Movie Review - The Age of Adaline

Michiel Huisman (left) and Blake Lively
in 'The Age of Adaline'
It's a beautiful film with two beautiful people in the leads. It's a woman and man who are both stunning, gorgeous, smart, engaging and charming. In terms of a romantic film, depicting the love between a couple, that's pretty much half the battle. The other half can be a bit tricky and that other half is basically, "So what" or "What else?"

Yes, we see two beautiful, smart and monogamous heterosexuals hook up, but if that's all you got, it's pretty lame. Most romantic films, therefore, employ a gimmick. The gimmick here is that Blake Lively (The Sisterhood of the Traveling Pants and Savages) who stars as Adaline Bowman, a linguist and archivist who is the widow of a Golden Gate Bridge engineer and single mother to one daughter, becomes a woman who no longer grows old.

She was born on January 1, 1908, but a car accident in the 1930's where she was struck by lightning after her heart arrested caused her to stop aging. She then remains frozen at the age of 29 or so, even into the year 2015. She's 107 years-old but she looks like she's 29. In the 1960's, she continued to live her life, but people began to notice that she wasn't aging. She decided to leave and change her identity.

Adaline realizes she can't have a committed or long-term relationship because she wouldn't be able to grow old with the other person, so eventually he would die and she would go on indefinitely if not forever. She sees this as only heartbreaking, so she avoids getting involved with men. This changes when she meets a lovely and very persistent man on New Year's Eve.

Michiel Huisman (Game of Thrones and Treme) co-stars as Ellis, a young entrepreneur who made a fortune selling an invention with his college friend. He pursues Adaline after seeing her one day reading and doesn't let up. He's an interesting and sweet guy, so Adaline is easily taken with him, as anyone probably would.

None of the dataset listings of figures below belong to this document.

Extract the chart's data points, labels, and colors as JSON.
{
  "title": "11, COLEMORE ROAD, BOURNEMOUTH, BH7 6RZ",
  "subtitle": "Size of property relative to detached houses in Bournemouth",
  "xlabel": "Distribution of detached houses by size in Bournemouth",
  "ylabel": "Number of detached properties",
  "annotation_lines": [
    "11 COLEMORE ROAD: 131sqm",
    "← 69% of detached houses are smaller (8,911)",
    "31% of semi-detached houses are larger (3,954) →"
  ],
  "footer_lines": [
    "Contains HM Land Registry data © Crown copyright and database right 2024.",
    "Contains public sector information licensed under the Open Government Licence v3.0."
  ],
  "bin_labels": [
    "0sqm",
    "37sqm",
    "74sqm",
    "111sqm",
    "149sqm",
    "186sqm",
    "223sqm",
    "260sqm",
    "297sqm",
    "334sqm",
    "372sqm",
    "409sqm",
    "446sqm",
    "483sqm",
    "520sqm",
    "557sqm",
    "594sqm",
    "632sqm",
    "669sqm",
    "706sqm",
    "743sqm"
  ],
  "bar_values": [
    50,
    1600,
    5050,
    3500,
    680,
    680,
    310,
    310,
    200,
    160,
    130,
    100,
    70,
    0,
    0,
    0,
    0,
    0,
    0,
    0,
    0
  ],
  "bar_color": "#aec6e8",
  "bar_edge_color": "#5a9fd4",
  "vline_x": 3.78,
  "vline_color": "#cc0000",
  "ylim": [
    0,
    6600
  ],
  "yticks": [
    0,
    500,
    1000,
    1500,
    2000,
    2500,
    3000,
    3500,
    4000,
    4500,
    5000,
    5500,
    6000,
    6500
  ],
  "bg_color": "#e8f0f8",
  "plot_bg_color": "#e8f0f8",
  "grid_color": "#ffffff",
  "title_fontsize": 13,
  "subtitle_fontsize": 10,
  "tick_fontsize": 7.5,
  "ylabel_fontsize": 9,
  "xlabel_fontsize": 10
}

Harrison Ford co-stars as William Jones, an astronomer and father of Ellis who meets Adaline on the weekend of his 40th wedding anniversary to his wife Kathy, played by Kathy Baker. However, William realizes that Adaline is the same woman whom he met over 40 years ago when he was only 26, yet she hasn't aged since. It's revealed that William was in love with Adaline and wanted to marry her.

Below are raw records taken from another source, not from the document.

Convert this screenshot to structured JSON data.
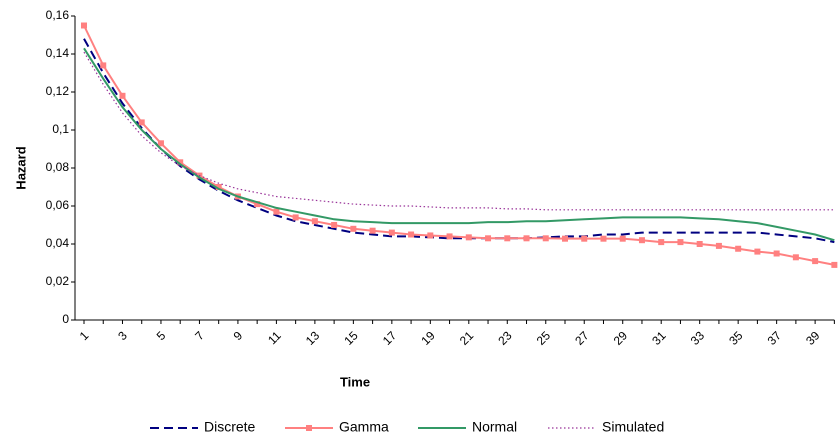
{
  "chart_data": {
    "type": "line",
    "x_label": "Time",
    "y_label": "Hazard",
    "categories": [
      "1",
      null,
      "3",
      null,
      "5",
      null,
      "7",
      null,
      "9",
      null,
      "11",
      null,
      "13",
      null,
      "15",
      null,
      "17",
      null,
      "19",
      null,
      "21",
      null,
      "23",
      null,
      "25",
      null,
      "27",
      null,
      "29",
      null,
      "31",
      null,
      "33",
      null,
      "35",
      null,
      "37",
      null,
      "39",
      null
    ],
    "ylim": [
      0,
      0.16
    ],
    "yticks": [
      0,
      {
        "value": 0.02,
        "label": "0,02"
      },
      {
        "value": 0.04,
        "label": "0,04"
      },
      {
        "value": 0.06,
        "label": "0,06"
      },
      {
        "value": 0.08,
        "label": "0,08"
      },
      {
        "value": 0.1,
        "label": "0,1"
      },
      {
        "value": 0.12,
        "label": "0,12"
      },
      {
        "value": 0.14,
        "label": "0,14"
      },
      {
        "value": 0.16,
        "label": "0,16"
      }
    ],
    "grid": false,
    "legend": "bottom",
    "series": [
      {
        "name": "Discrete",
        "color": "#000080",
        "dash": "dashed",
        "marker": "none",
        "values": [
          0.148,
          0.13,
          0.114,
          0.101,
          0.09,
          0.081,
          0.074,
          0.068,
          0.063,
          0.059,
          0.055,
          0.052,
          0.05,
          0.048,
          0.046,
          0.045,
          0.044,
          0.044,
          0.0435,
          0.043,
          0.043,
          0.043,
          0.043,
          0.043,
          0.0435,
          0.044,
          0.044,
          0.045,
          0.045,
          0.046,
          0.046,
          0.046,
          0.046,
          0.046,
          0.046,
          0.046,
          0.045,
          0.044,
          0.043,
          0.041
        ]
      },
      {
        "name": "Gamma",
        "color": "#ff8080",
        "dash": "solid",
        "marker": "square",
        "values": [
          0.155,
          0.134,
          0.118,
          0.104,
          0.093,
          0.083,
          0.076,
          0.07,
          0.065,
          0.061,
          0.057,
          0.054,
          0.052,
          0.05,
          0.048,
          0.047,
          0.046,
          0.045,
          0.0445,
          0.044,
          0.0435,
          0.043,
          0.043,
          0.043,
          0.043,
          0.0428,
          0.0428,
          0.0428,
          0.0428,
          0.042,
          0.041,
          0.041,
          0.04,
          0.039,
          0.0375,
          0.036,
          0.035,
          0.033,
          0.031,
          0.029
        ]
      },
      {
        "name": "Normal",
        "color": "#339966",
        "dash": "solid",
        "marker": "none",
        "values": [
          0.143,
          0.127,
          0.112,
          0.1,
          0.09,
          0.082,
          0.075,
          0.069,
          0.065,
          0.062,
          0.059,
          0.057,
          0.055,
          0.053,
          0.052,
          0.0515,
          0.051,
          0.051,
          0.051,
          0.051,
          0.051,
          0.0515,
          0.0515,
          0.052,
          0.052,
          0.0525,
          0.053,
          0.0535,
          0.054,
          0.054,
          0.054,
          0.054,
          0.0535,
          0.053,
          0.052,
          0.051,
          0.049,
          0.047,
          0.045,
          0.042
        ]
      },
      {
        "name": "Simulated",
        "color": "#993399",
        "dash": "dotted",
        "marker": "none",
        "values": [
          0.141,
          0.124,
          0.109,
          0.097,
          0.088,
          0.081,
          0.076,
          0.072,
          0.069,
          0.067,
          0.065,
          0.064,
          0.063,
          0.062,
          0.061,
          0.0605,
          0.06,
          0.06,
          0.0595,
          0.059,
          0.059,
          0.059,
          0.0585,
          0.0585,
          0.058,
          0.058,
          0.058,
          0.058,
          0.058,
          0.058,
          0.058,
          0.058,
          0.058,
          0.058,
          0.058,
          0.058,
          0.058,
          0.058,
          0.058,
          0.058
        ]
      }
    ]
  }
}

This opens the door for the film, directed by Lee Toland Krieger (The Vicious Kind and Celeste & Jesse Forever), and written by J. Mills Goodloe and Salvador Paskowitz, to explore all kinds of questions about true love, especially when you factor in variables like huge age-gaps and the idea of love over time and how it equates with building a life. Yet, this film is not interested in any of it.

Adaline is 107 years-old and Ellis is in his late 20's or early 30's. The question is if their relationship only works because she doesn't look like she's 100. If Adaline actually looked as if she were 100, old and wrinkled, would Ellis have approached and essentially pursued her? That's the question this movie doesn't want to ask, or it knows the answer and wants to deny the truth.

At one point, Adaline is at a New Year's Eve party with her friend who is blind and possibly in her 50's or older. A young man walks up to Adaline and her friend. Both women are sitting there, but it seems as if the man is more interested in Adaline than her older friend. Adaline dismisses this man, but it seems obvious that the man would have preferred Adaline because she's younger and seemingly more beautiful. This is an essential question that this film avoids.

Another thing this movie avoids is the fact that Adaline has had sexual relations with both a father and his son. Ellis is the son and he apparently has no problem with it. If that's the case, that's fine, but this movie should have addressed it. We don't even see Ellis react to the news or that information in the moment. The movie skips over it and it's a cop out. How would the rest of Ellis' family react to Ellis being involved with the woman his dad almost married? It would make for an awkward family dinner that this film doesn't want to handle.

Two Stars out of Five.
Rated PG-13 for a suggestive comment.
Running Time: 1 hr. and 52 mins.

Comments

  1. It's a decent drama to watch. I just wish that it could explore more of Adaline's best and worst moments of her life to give the viewers an emotional resonance with the film.